1 of 2 | Former Israeli Prime Minister Benjamin Netanyahu arrives at the courtroom at the Jerusalem District Court where he is facing trial on charges of bribery, fraud and breach of trust in three separate cases, in East Jerusalem, Israel, on Wednesday. Pool photo by Yonatan Sindel/UPI | License Photo
March 23 (UPI) -- A onetime close aide to former Israeli prime minister Benjamin Netanyahu took the stand for the first time in Netanyahu's ongoing corruption trial on Wednesday.
The previous aide, former Communications Ministry director-general Shlomo Filber, told the Jerusalem court that Netanyahu had instructed him to "mitigate" the competition for the Israeli telecom company Bezeq.

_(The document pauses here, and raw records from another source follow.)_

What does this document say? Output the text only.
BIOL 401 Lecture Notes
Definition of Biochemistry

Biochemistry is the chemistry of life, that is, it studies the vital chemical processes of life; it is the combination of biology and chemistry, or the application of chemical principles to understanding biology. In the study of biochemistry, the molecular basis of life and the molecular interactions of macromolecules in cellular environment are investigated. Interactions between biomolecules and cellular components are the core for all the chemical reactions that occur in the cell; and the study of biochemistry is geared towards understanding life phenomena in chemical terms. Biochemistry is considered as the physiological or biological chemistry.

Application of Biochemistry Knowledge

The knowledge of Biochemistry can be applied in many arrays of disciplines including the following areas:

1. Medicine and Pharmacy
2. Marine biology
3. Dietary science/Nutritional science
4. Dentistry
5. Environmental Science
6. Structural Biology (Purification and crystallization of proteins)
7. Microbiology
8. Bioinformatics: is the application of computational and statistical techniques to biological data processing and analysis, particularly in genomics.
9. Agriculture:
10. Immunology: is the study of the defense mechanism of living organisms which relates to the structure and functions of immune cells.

In turn, Bezeq news site Walla reportedly published favorable coverage about Netanyahu and his family, The Times of Israel reports.
At the root of Filber's testimony was a 2015 meeting between Netanyahu and Bezeq's owner, Shaul Elovitch. As the meeting concluded, Filber said, Netanyahu gave Filber a series of directives, including shepherding a merger between Bezeq and satellite TV operator Yes.

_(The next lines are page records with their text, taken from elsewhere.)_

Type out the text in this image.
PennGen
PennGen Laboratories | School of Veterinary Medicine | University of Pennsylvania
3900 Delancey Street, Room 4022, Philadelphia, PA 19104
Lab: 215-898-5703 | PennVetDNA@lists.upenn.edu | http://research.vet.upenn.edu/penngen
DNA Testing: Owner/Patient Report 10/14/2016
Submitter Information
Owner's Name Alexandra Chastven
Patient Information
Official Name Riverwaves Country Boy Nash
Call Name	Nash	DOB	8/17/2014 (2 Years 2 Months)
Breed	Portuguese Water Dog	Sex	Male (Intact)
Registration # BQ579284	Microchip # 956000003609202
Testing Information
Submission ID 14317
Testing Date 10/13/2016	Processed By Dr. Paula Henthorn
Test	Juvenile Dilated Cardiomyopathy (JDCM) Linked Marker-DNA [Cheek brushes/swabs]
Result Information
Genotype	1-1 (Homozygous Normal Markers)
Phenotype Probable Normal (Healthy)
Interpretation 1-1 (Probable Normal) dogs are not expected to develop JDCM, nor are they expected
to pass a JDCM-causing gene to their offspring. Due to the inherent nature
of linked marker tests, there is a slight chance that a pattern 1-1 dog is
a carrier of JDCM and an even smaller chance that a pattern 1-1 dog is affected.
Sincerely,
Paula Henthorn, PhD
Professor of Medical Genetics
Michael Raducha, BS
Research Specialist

Taken together, the moves would provide Elovitch with 1.8 billion NIS, or $559 million.
Filber told the court he felt caught between Netanyahu and Elovitch.
"There was a big connection between these two big men, and the two of them are toying with me," Filber said, according to The Jerusalem Post. "When I signed the plea deal, I decided I would tell the full truth."

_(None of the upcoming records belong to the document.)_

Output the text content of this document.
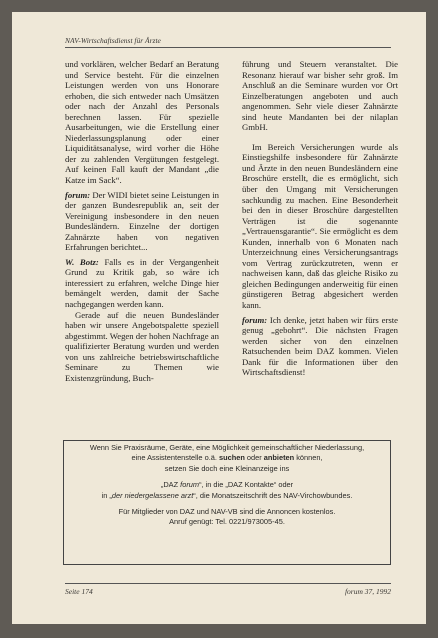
NAV-Wirtschaftsdienst für Ärzte

und vorklären, welcher Bedarf an Beratung und Service besteht. Für die einzelnen Leistungen werden von uns Honorare erhoben, die sich entweder nach Umsätzen oder nach der Anzahl des Personals berechnen lassen. Für spezielle Ausarbeitungen, wie die Erstellung einer Niederlassungsplanung oder einer Liquiditätsanalyse, wird vorher die Höhe der zu zahlenden Vergütungen festgelegt. Auf keinen Fall kauft der Mandant „die Katze im Sack“.

forum: Der WIDI bietet seine Leistungen in der ganzen Bundesrepublik an, seit der Vereinigung insbesondere in den neuen Bundesländern. Einzelne der dortigen Zahnärzte haben von negativen Erfahrungen berichtet...

W. Botz: Falls es in der Vergangenheit Grund zu Kritik gab, so wäre ich interessiert zu erfahren, welche Dinge hier bemängelt werden, damit der Sache nachgegangen werden kann.

Gerade auf die neuen Bundesländer haben wir unsere Angebotspalette speziell abgestimmt. Wegen der hohen Nachfrage an qualifizierter Beratung wurden und werden von uns zahlreiche betriebswirtschaftliche Seminare zu Themen wie Existenzgründung, Buch-

führung und Steuern veranstaltet. Die Resonanz hierauf war bisher sehr groß. Im Anschluß an die Seminare wurden vor Ort Einzelberatungen angeboten und auch angenommen. Sehr viele dieser Zahnärzte sind heute Mandanten bei der nilaplan GmbH.

Im Bereich Versicherungen wurde als Einstiegshilfe insbesondere für Zahnärzte und Ärzte in den neuen Bundesländern eine Broschüre erstellt, die es ermöglicht, sich über den Umgang mit Versicherungen sachkundig zu machen. Eine Besonderheit bei den in dieser Broschüre dargestellten Verträgen ist die sogenannte „Vertrauensgarantie“. Sie ermöglicht es dem Kunden, innerhalb von 6 Monaten nach Unterzeichnung eines Versicherungsantrags vom Vertrag zurückzutreten, wenn er nachweisen kann, daß das gleiche Risiko zu gleichen Bedingungen anderweitig für einen günstigeren Betrag abgesichert werden kann.

forum: Ich denke, jetzt haben wir fürs erste genug „gebohrt“. Die nächsten Fragen werden sicher von den einzelnen Ratsuchenden beim DAZ kommen. Vielen Dank für die Informationen über den Wirtschaftsdienst!

Wenn Sie Praxisräume, Geräte, eine Möglichkeit gemeinschaftlicher Niederlassung,
eine Assistentenstelle o.ä. suchen oder anbieten können,
setzen Sie doch eine Kleinanzeige ins
„DAZ forum“, in die „DAZ Kontakte“ oder
in „der niedergelassene arzt“, die Monatszeitschrift des NAV-Virchowbundes.
Für Mitglieder von DAZ und NAV-VB sind die Annoncen kostenlos.
Anruf genügt: Tel. 0221/973005-45.
Seite 174	forum 37, 1992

The directives helping Bezeq also made some sense on a policy level, Filber claimed. He criticized the police and the judiciary for their handling of the case, calling the investigators who questioned him "two Rottweilers."
"I tried to explain the complexity to the police investigators, but they did not want to hear," Filber said. "They did not want to get the full picture from me -- just 'yes' or 'no.'"
Filber's testimony lasted six hours. He's one of the prosecution's two main witnesses for the Bezeq-Walla affair, also called Case 4000. The other is former top aide turned state witness Nir Hefetz, who already testified.
Netanyahu faces charges of fraud and breach of trust. He denies wrongdoing, offering unsubstantiated claims that the charges against him are evidence of a political witch hunt led by his opponents.
Netanyahu attended his own trial on Wednesday, the first time in five months he's attended the proceedings in person.